Contributions of adipose tissue architectural and tensile properties toward defining healthy and unhealthy obesity

Authors: LACKEY, DENISE - University Of San Diego; BURK, DAVID - Pennington Biomedical Research Center; ALI, MOHAMED - University Of California; MOSTAEDI, ROUZBEH - University Of California; SMITH, WILLIAM - University Of California; PARK, JIYOUNG - University Of Texas Southwestern Medical Center; SCHERER, PHILIP - University Of Texas Southwestern Medical Center; Seay, Shundra; McCoin, Colin; BONALDO, PAOLO - University Of California; Adams, Sean

Submitted to: American Journal of Physiology - Endocrinology and Metabolism
Publication Type: Peer Reviewed Journal
Publication Acceptance Date: 12/30/2014
Publication Date: 12/3/2013
Citation: Lackey, D.E., Burk, D.H., Ali, M.R., Mostaedi, R., Smith, W., Park, J., Scherer, P.E., Seay, S., Mccoin, C.S., Bonaldo, P., Adams, S.H. 2013. Contributions of adipose tissue architectural and tensile properties toward defining healthy and unhealthy obesity. American Journal of Physiology - Endocrinology and Metabolism. 306:E233-E246. DOI: 10.1152/ajpendo.00476.2013.

Interpretive Summary: The extracellular matrix (ECM) plays an important role in maintenance of white adipose tissue (WAT) architecture and function, and proper ECM remodeling is critical to support WAT malleability to accomodate changes in energy storage needs. Obesity and adipocyte hypertrophy places a strain on the ECM remodeling machinery, which may promote disordered ECM, altered tissue integrity, and could promote pro-inflammatory and cell stress signals. To explore these questions, new methods were developed to quantify omental and subcutaneous WAT tensile strength and WAT collagen content by 3-D confocal imaging, using collagen VI knockout mice as a validation tool. These new methods, combined with comprehensive measurement of WAT ECM proteolytic enzymes, transcript and blood analyte analyses were used to identify unique patho-phenotypes of Metabolic Syndrome (MetS) and type 2 diabetes mellitus (T2DM) in obese women using multivariate statistical modeling (PLS-DA) and univariate comparisons to weight-matched healthy obese individuals. In addition to expected differences in inflammation and glycemic control, ~20 ECM-related factors including omental tensile strength, collagen and enzyme transcripts helped discriminate metabolically-compromised vs. healthy obesity. This indicates that WAT ECM physiology is intimately linked to metabolic health status in obese humans, and the studies provide new tools to explore this relationship in detail.

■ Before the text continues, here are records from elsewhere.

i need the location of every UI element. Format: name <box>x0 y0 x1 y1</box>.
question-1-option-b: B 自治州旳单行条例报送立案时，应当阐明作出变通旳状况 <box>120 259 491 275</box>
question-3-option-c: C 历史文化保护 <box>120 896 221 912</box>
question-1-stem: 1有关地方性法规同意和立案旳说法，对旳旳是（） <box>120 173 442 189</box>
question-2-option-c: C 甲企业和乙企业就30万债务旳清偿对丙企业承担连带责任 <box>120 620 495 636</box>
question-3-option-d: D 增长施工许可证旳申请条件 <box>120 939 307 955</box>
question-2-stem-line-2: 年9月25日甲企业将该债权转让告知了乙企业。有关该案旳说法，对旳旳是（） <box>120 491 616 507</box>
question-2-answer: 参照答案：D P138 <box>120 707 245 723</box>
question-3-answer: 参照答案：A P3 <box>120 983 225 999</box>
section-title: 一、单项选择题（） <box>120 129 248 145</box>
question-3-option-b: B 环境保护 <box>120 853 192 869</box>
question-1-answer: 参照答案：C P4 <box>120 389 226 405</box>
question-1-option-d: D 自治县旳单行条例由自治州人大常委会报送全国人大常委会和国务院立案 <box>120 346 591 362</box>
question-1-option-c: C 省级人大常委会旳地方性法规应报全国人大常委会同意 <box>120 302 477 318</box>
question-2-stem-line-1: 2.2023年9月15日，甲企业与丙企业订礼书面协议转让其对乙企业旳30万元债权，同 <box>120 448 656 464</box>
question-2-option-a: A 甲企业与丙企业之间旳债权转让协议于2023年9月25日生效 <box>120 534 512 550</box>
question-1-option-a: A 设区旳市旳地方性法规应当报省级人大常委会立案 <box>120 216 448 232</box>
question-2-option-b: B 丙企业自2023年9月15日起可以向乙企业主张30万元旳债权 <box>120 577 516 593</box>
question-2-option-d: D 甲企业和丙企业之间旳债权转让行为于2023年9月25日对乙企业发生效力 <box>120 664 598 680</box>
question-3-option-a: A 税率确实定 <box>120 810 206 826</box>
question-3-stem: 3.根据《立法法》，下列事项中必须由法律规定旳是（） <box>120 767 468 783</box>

Technical Abstract: The extracellular matrix (ECM) plays an important role in maintenance of white adipose tissue (WAT) architecture and function, and proper ECM remodeling is critical to support WAT malleability to accomodate changes in energy storage needs. Obesity and adipocyte hypertrophy places a strain on the ECM remodeling machinery, which may promote disordered ECM, altered tissue integrity, and could promote pro-inflammatory and cell stress signals. To explore these questions, new methods were developed to quantify omental and subcutaneous WAT tensile strength and WAT collagen content by 3-D confocal imaging, using collagen VI knockout mice as a validation tool. These new methods, combined with comprehensive measurement of WAT ECM proteolytic enzymes, transcript and blood analyte analyses were used to identify unique patho-phenotypes of Metabolic Syndrome (MetS) and type 2 diabetes mellitus (T2DM) in obese women using multivariate statistical modeling (PLS-DA) and univariate comparisons to weight-matched healthy obese individuals. In addition to expected differences in inflammation and glycemic control, ~20 ECM-related factors including omental tensile strength, collagen and enzyme transcripts helped discriminate metabolically-compromised vs. healthy obesity. This indicates that WAT ECM physiology is intimately linked to metabolic health status in obese humans, and the studies provide new tools to explore this relationship in detail.